Everyone seems to agree that judges shouldn't play the role of art or literary critics. In the words of the brief for the Salinger case, "Courts have recognized that fair use must not depend on a single judge’s perception of an artist’s merit but rather on the possibility that a reasonable member of society could perceive the transformative use."
But who are these reasonable members of society? The phrase seems to imply laypersons rather than experts and critics -- the kind of people that Patry suggests could "merely look at [the artist's] work to see if it is, objectively, transformative." I almost get the sense that reasonableness is construed as the opposite of expertise. If it's only those highfalutin' experts with their five-dollar words that can discern a work's transformativeness (and you know those art and literary critic types -- they'll happily argue that up is down and right is wrong if you give them a podium), what's a poor judge, trained only to the law, to do? So a reasonable perception of transformative use is one that your typical judge could at least conceive of, or -- if proposed by, say, the defense in a copyright case -- deem plausible, without special recourse to critical theory or specialized discourse.

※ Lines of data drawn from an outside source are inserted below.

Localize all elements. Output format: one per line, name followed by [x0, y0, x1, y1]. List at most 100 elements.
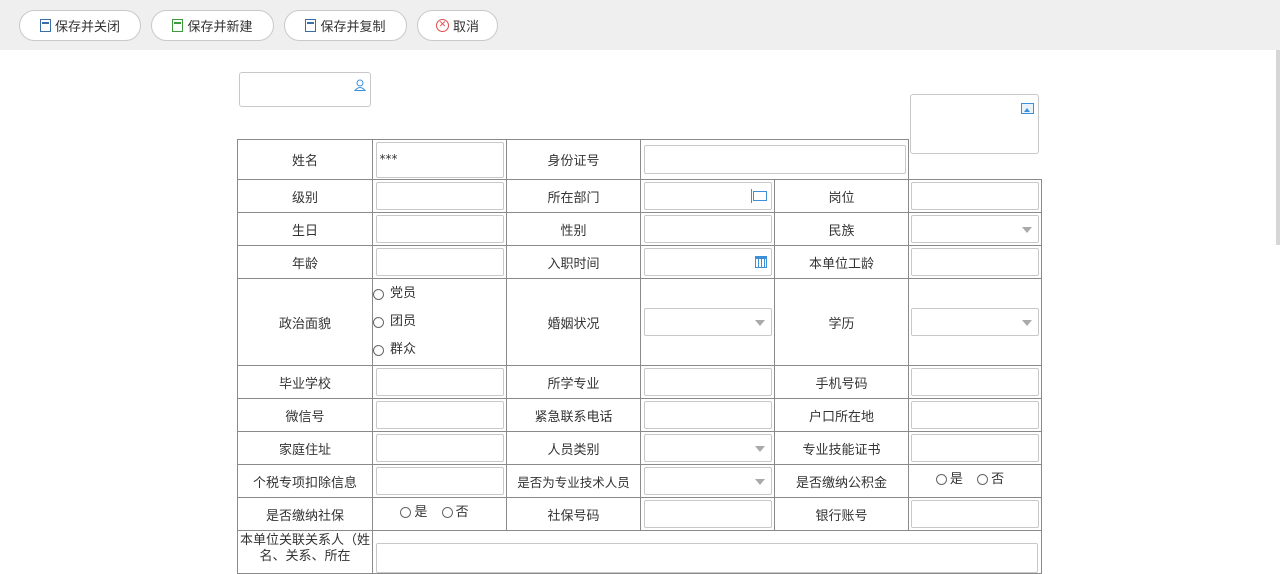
cancel-label: 取消	[452, 20, 479, 35]
department-input[interactable]	[643, 182, 772, 210]
radio-party-member[interactable]: 党员	[373, 280, 506, 308]
phone-input[interactable]	[911, 368, 1039, 396]
post-input[interactable]	[911, 182, 1039, 210]
birthday-input[interactable]	[375, 215, 504, 243]
fund-no-radio[interactable]: 否	[977, 466, 1004, 494]
staff-type-select[interactable]	[643, 434, 772, 462]
radio-icon	[977, 474, 989, 486]
social-label: 是否缴纳社保	[237, 497, 373, 531]
staff-type-label: 人员类别	[506, 431, 641, 465]
birthday-label: 生日	[237, 212, 373, 246]
save-new-icon	[172, 19, 184, 32]
employee-form-table: 姓名 *** 身份证号 级别 所在部门 岗位 生日 性别 民族 年龄 入职时间 …	[237, 139, 1042, 574]
ethnic-select[interactable]	[911, 215, 1039, 243]
related-person-label: 本单位关联关系人（姓名、关系、所在	[237, 530, 373, 574]
major-input[interactable]	[643, 368, 772, 396]
emergency-phone-label: 紧急联系电话	[506, 398, 641, 432]
address-label: 家庭住址	[237, 431, 373, 465]
chevron-down-icon	[1022, 227, 1032, 233]
fund-yes-radio[interactable]: 是	[935, 466, 963, 494]
cancel-icon: ✕	[435, 19, 449, 32]
chevron-down-icon	[1022, 320, 1032, 326]
wechat-label: 微信号	[237, 398, 373, 432]
save-new-label: 保存并新建	[187, 20, 253, 35]
ethnic-label: 民族	[774, 212, 909, 246]
radio-icon	[935, 474, 947, 486]
org-tree-icon[interactable]	[750, 189, 767, 203]
cert-label: 专业技能证书	[774, 431, 909, 465]
age-label: 年龄	[237, 245, 373, 279]
radio-label: 否	[991, 471, 1005, 487]
hire-date-input[interactable]	[643, 248, 772, 276]
save-close-icon	[39, 19, 51, 32]
social-number-label: 社保号码	[506, 497, 641, 531]
save-new-button[interactable]: 保存并新建	[151, 10, 274, 41]
save-copy-label: 保存并复制	[320, 20, 386, 35]
hukou-label: 户口所在地	[774, 398, 909, 432]
calendar-icon[interactable]	[754, 256, 767, 268]
school-label: 毕业学校	[237, 365, 373, 399]
wechat-input[interactable]	[375, 401, 504, 429]
social-no-radio[interactable]: 否	[441, 499, 469, 527]
age-input[interactable]	[375, 248, 504, 276]
radio-label: 团员	[390, 314, 417, 329]
save-close-button[interactable]: 保存并关闭	[19, 10, 141, 41]
level-input[interactable]	[375, 182, 504, 210]
radio-icon	[373, 288, 384, 300]
radio-label: 党员	[390, 286, 417, 301]
radio-league-member[interactable]: 团员	[373, 308, 506, 336]
bank-account-label: 银行账号	[774, 497, 909, 531]
chevron-down-icon	[754, 320, 765, 326]
radio-label: 是	[414, 504, 428, 520]
social-radio-group: 是 否	[372, 497, 507, 531]
tax-label: 个税专项扣除信息	[237, 464, 373, 498]
radio-icon	[400, 507, 412, 519]
tax-input[interactable]	[375, 467, 504, 495]
radio-label: 否	[455, 504, 469, 520]
radio-masses[interactable]: 群众	[373, 336, 506, 364]
marital-select[interactable]	[643, 308, 772, 336]
id-number-input[interactable]	[643, 145, 906, 174]
marital-label: 婚姻状况	[506, 278, 641, 366]
level-label: 级别	[237, 179, 373, 213]
user-icon	[354, 79, 366, 91]
political-radio-group: 党员 团员 群众	[372, 278, 507, 366]
save-copy-button[interactable]: 保存并复制	[284, 10, 407, 41]
social-yes-radio[interactable]: 是	[400, 499, 427, 527]
fund-radio-group: 是 否	[908, 464, 1042, 498]
hukou-input[interactable]	[911, 401, 1039, 429]
social-number-input[interactable]	[643, 500, 772, 528]
seniority-input[interactable]	[911, 248, 1039, 276]
education-select[interactable]	[911, 308, 1039, 336]
phone-label: 手机号码	[774, 365, 909, 399]
image-icon	[1021, 103, 1034, 114]
school-input[interactable]	[375, 368, 504, 396]
address-input[interactable]	[375, 434, 504, 462]
radio-icon	[373, 316, 384, 328]
radio-label: 是	[949, 471, 963, 487]
bank-account-input[interactable]	[911, 500, 1039, 528]
gender-input[interactable]	[643, 215, 772, 243]
education-label: 学历	[774, 278, 909, 366]
hire-date-label: 入职时间	[506, 245, 641, 279]
political-label: 政治面貌	[237, 278, 373, 366]
user-select-field[interactable]	[239, 72, 371, 107]
major-label: 所学专业	[506, 365, 641, 399]
name-label: 姓名	[237, 139, 373, 180]
chevron-down-icon	[754, 479, 765, 485]
save-copy-icon	[305, 19, 317, 32]
tech-staff-label: 是否为专业技术人员	[506, 464, 641, 498]
name-input[interactable]: ***	[375, 141, 504, 178]
chevron-down-icon	[754, 446, 765, 452]
save-close-label: 保存并关闭	[54, 20, 120, 35]
toolbar: 保存并关闭 保存并新建 保存并复制 ✕ 取消	[0, 0, 1280, 50]
gender-label: 性别	[506, 212, 641, 246]
emergency-phone-input[interactable]	[643, 401, 772, 429]
cancel-button[interactable]: ✕ 取消	[417, 10, 498, 41]
scrollbar[interactable]	[1276, 50, 1280, 245]
related-person-input[interactable]	[376, 543, 1038, 573]
radio-icon	[441, 507, 453, 519]
department-label: 所在部门	[506, 179, 641, 213]
cert-input[interactable]	[911, 434, 1039, 462]
tech-staff-select[interactable]	[643, 467, 772, 495]
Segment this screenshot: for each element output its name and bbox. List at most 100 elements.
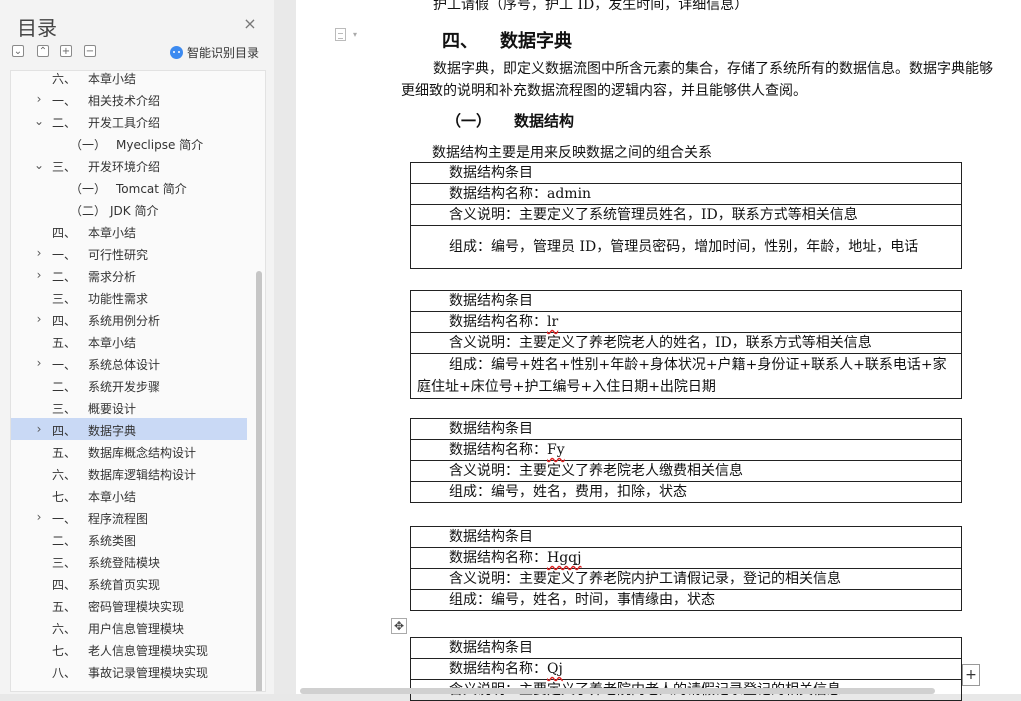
toc-item[interactable]: › 一、 相关技术介绍 <box>11 88 247 110</box>
table-cell-description[interactable]: 含义说明：主要定义了养老院老人缴费相关信息 <box>410 460 962 482</box>
toc-item-number: 六、 <box>52 468 77 482</box>
toc-item[interactable]: （一） Myeclipse 简介 <box>11 132 247 154</box>
table-cell-entry[interactable]: 数据结构条目 <box>410 637 962 659</box>
toc-item[interactable]: › 一、 程序流程图 <box>11 506 247 528</box>
chevron-right-icon[interactable]: › <box>33 264 45 286</box>
add-heading-icon[interactable]: + <box>60 45 72 57</box>
name-label: 数据结构名称： <box>449 314 547 330</box>
toc-item[interactable]: 四、 本章小结 <box>11 220 247 242</box>
toc-item-number: 七、 <box>52 490 77 504</box>
chevron-down-icon[interactable]: ⌄ <box>33 154 45 176</box>
paragraph-structure: 数据结构主要是用来反映数据之间的组合关系 <box>432 145 712 161</box>
add-row-button[interactable]: + <box>962 664 980 686</box>
toc-item[interactable]: 四、 系统首页实现 <box>11 572 247 594</box>
toc-item[interactable]: （一） Tomcat 简介 <box>11 176 247 198</box>
table-cell-entry[interactable]: 数据结构条目 <box>410 162 962 184</box>
toc-item[interactable]: 三、 系统登陆模块 <box>11 550 247 572</box>
table-cell-entry[interactable]: 数据结构条目 <box>410 418 962 440</box>
toc-item[interactable]: ⌄ 三、 开发环境介绍 <box>11 154 247 176</box>
toc-scrollbar[interactable] <box>256 271 262 691</box>
remove-heading-icon[interactable]: − <box>84 45 96 57</box>
toc-item[interactable]: 六、 用户信息管理模块 <box>11 616 247 638</box>
toc-item-label: 用户信息管理模块 <box>88 622 185 636</box>
table-cell-entry[interactable]: 数据结构条目 <box>410 526 962 548</box>
subsection-heading: （一） 数据结构 <box>446 110 574 131</box>
ai-toc-label: 智能识别目录 <box>187 46 260 60</box>
chevron-right-icon[interactable]: › <box>33 418 45 440</box>
table-cell-description[interactable]: 含义说明：主要定义了养老院内护工请假记录，登记的相关信息 <box>410 568 962 590</box>
table-cell-description[interactable]: 含义说明：主要定义了养老院老人的姓名，ID，联系方式等相关信息 <box>410 332 962 354</box>
table-cell-name[interactable]: 数据结构名称：admin <box>410 183 962 205</box>
paragraph-intro: 数据字典，即定义数据流图中所含元素的集合，存储了系统所有的数据信息。数据字典能够… <box>401 61 993 99</box>
toc-item[interactable]: › 四、 数据字典 <box>11 418 247 440</box>
table-move-handle-icon[interactable]: ✥ <box>391 618 407 634</box>
table-cell-name[interactable]: 数据结构名称：Hgqj <box>410 547 962 569</box>
toc-item[interactable]: 七、 本章小结 <box>11 484 247 506</box>
structure-name: admin <box>547 186 592 202</box>
toc-item[interactable]: 七、 老人信息管理模块实现 <box>11 638 247 660</box>
table-cell-name[interactable]: 数据结构名称：Fy <box>410 439 962 461</box>
expand-all-icon[interactable]: ⌃ <box>37 45 49 57</box>
chevron-right-icon[interactable]: › <box>33 308 45 330</box>
chevron-right-icon[interactable]: › <box>33 88 45 110</box>
caret-down-icon[interactable]: ▾ <box>353 30 357 39</box>
document-icon[interactable] <box>335 28 346 41</box>
toc-item[interactable]: 二、 系统类图 <box>11 528 247 550</box>
toc-item-label: 系统首页实现 <box>88 578 161 592</box>
chevron-down-icon[interactable]: ⌄ <box>33 110 45 132</box>
structure-name: Qj <box>547 661 563 677</box>
structure-name: Fy <box>547 442 565 458</box>
close-icon[interactable]: × <box>242 16 258 32</box>
table-cell-composition[interactable]: 组成：编号，管理员 ID，管理员密码，增加时间，性别，年龄，地址，电话 <box>410 225 962 269</box>
table-cell-name[interactable]: 数据结构名称：lr <box>410 311 962 333</box>
toc-item-label: 概要设计 <box>88 402 137 416</box>
subsection-heading-number: （一） <box>446 112 492 130</box>
toc-item-number: 三、 <box>52 160 77 174</box>
toc-list: 六、 本章小结 › 一、 相关技术介绍 ⌄ 二、 开发工具介绍 （一） Myeclipse 简介 ⌄… <box>11 71 247 682</box>
chevron-right-icon[interactable]: › <box>33 352 45 374</box>
toc-item[interactable]: （二） JDK 简介 <box>11 198 247 220</box>
table-cell-entry[interactable]: 数据结构条目 <box>410 290 962 312</box>
table-cell-composition[interactable]: 组成：编号+姓名+性别+年龄+身体状况+户籍+身份证+联系人+联系电话+家庭住址… <box>410 353 962 399</box>
toc-item[interactable]: › 二、 需求分析 <box>11 264 247 286</box>
previous-line-text: 护工请假（序号，护工 ID，发生时间，详细信息） <box>433 0 749 13</box>
toc-item-number: 二、 <box>52 380 77 394</box>
toc-item[interactable]: 二、 系统开发步骤 <box>11 374 247 396</box>
ai-robot-icon <box>170 46 183 59</box>
toc-item-label: 开发工具介绍 <box>88 116 161 130</box>
toc-item-number: 一、 <box>52 358 77 372</box>
toc-item-number: 四、 <box>52 226 77 240</box>
ai-toc-button[interactable]: 智能识别目录 <box>170 44 259 61</box>
table-cell-description[interactable]: 含义说明：主要定义了系统管理员姓名，ID，联系方式等相关信息 <box>410 204 962 226</box>
name-label: 数据结构名称： <box>449 442 547 458</box>
toc-item[interactable]: 六、 本章小结 <box>11 71 247 88</box>
toc-item[interactable]: 五、 数据库概念结构设计 <box>11 440 247 462</box>
name-label: 数据结构名称： <box>449 550 547 566</box>
table-cell-composition[interactable]: 组成：编号，姓名，时间，事情缘由，状态 <box>410 589 962 611</box>
collapse-all-icon[interactable]: ⌄ <box>12 45 24 57</box>
name-label: 数据结构名称： <box>449 186 547 202</box>
toc-item[interactable]: 五、 密码管理模块实现 <box>11 594 247 616</box>
toc-item[interactable]: › 一、 系统总体设计 <box>11 352 247 374</box>
toc-item[interactable]: › 四、 系统用例分析 <box>11 308 247 330</box>
toc-item[interactable]: › 一、 可行性研究 <box>11 242 247 264</box>
section-heading-text: 数据字典 <box>500 31 572 52</box>
toc-item-number: 四、 <box>52 314 77 328</box>
toc-item-number: 五、 <box>52 600 77 614</box>
toc-item-number: 六、 <box>52 622 77 636</box>
toc-item[interactable]: 三、 功能性需求 <box>11 286 247 308</box>
toc-item[interactable]: ⌄ 二、 开发工具介绍 <box>11 110 247 132</box>
horizontal-scrollbar[interactable] <box>300 688 935 694</box>
toc-item[interactable]: 三、 概要设计 <box>11 396 247 418</box>
table-cell-composition[interactable]: 组成：编号，姓名，费用，扣除，状态 <box>410 481 962 503</box>
toc-item-label: 数据库概念结构设计 <box>88 446 197 460</box>
table-cell-name[interactable]: 数据结构名称：Qj <box>410 658 962 680</box>
toc-item[interactable]: 五、 本章小结 <box>11 330 247 352</box>
toc-item-label: Myeclipse 简介 <box>116 138 204 152</box>
toc-item[interactable]: 六、 数据库逻辑结构设计 <box>11 462 247 484</box>
toc-item-number: 六、 <box>52 72 77 86</box>
toc-item[interactable]: 八、 事故记录管理模块实现 <box>11 660 247 682</box>
chevron-right-icon[interactable]: › <box>33 242 45 264</box>
chevron-right-icon[interactable]: › <box>33 506 45 528</box>
toc-item-number: 一、 <box>52 248 77 262</box>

So where would this leave subcultural transformative works that rely on community-specific knowledge for legibility? How many "reasonable members of society" outside of specific fan cultures could perceive the transformative nature of vids? If certain kinds of subcultural works require their own forms of subcultural expertise to generate meaning and response amongst their subcultural audiences, how will courts navigate fair use claims? Should courts be predisposed to give greater deference to fair use claims for subcultural appropriations and transformations of mainstream sources? Have they in the past?